Now, I used BenchmarkTools to obtain computational times for myfun3 and myfun4. Here they are:

``````myfun3: 2.187 s (347540 allocations: 2.69 GiB)
myfun4: 945.036 ms (173775 allocations: 764.86 MiB)
``````

As you can see, the performance of myfun4 is much better than the performance of myfun3. But it seems there are still a lot of allocations with myfun4. Do you think it is possible to improve this further? Thank you very much in advance! Also, thank you for showing the two reference links. Indeed, I have checked those links!

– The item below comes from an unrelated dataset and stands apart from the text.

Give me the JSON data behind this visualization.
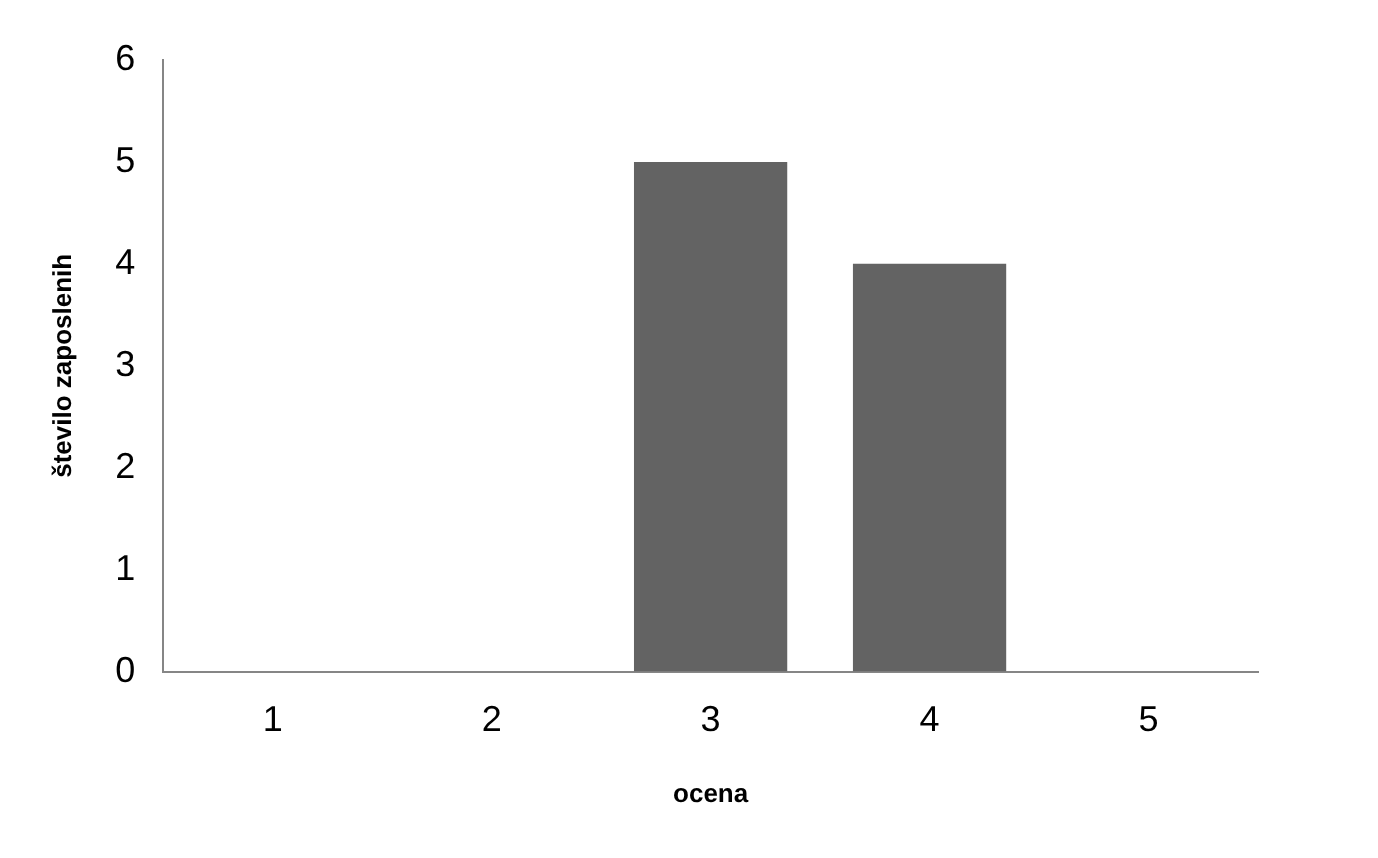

Commenting out these two lines

``````    rObj.P1 .= rObj.Δt
rObj.P2 .= rObj.Δt
``````

cuts the time in half: 768.564 ms (173731 allocations: 764.87 MiB) --> 343.465 ms (55 allocations: 314.48 MiB). And they appear to be dealing with sparse objects which aren’t sparse at all, 57% full:

``````julia> rObj.Δt
580×43416 SparseMatrixCSC{Float64,Int64} with 0 stored entries:

julia> myfun4(iObj, pObj, rObj);

julia> rObj.Δt
580×43416 SparseMatrixCSC{Float64,Int64} with 14325913 stored entries:
⠛⠛⠛⠛⠛⠛⠛⠛⠛⠛⠛⠛⠛⠛⠛⠛⠛⠛⠛⠛⠛⠛⠛⠛⠛⠛⠛⠛⠛⠛⠛⠛⠛⠛⠛⠛⠛⠛⠛⠛⠛⠛⠛⠛⠛⠛⠛⠛⠛⠛

julia> 14360504 / (580 * 43416)
0.5702849100601717
``````

It’s not so easy to figure out what else is going on. I suspect that a version which breaks things into more functions would be easier to profile. A version which replaces every stuct with a NamedTuple, deletes almost every type annotation, would make it easier to experiment with dense/sparse.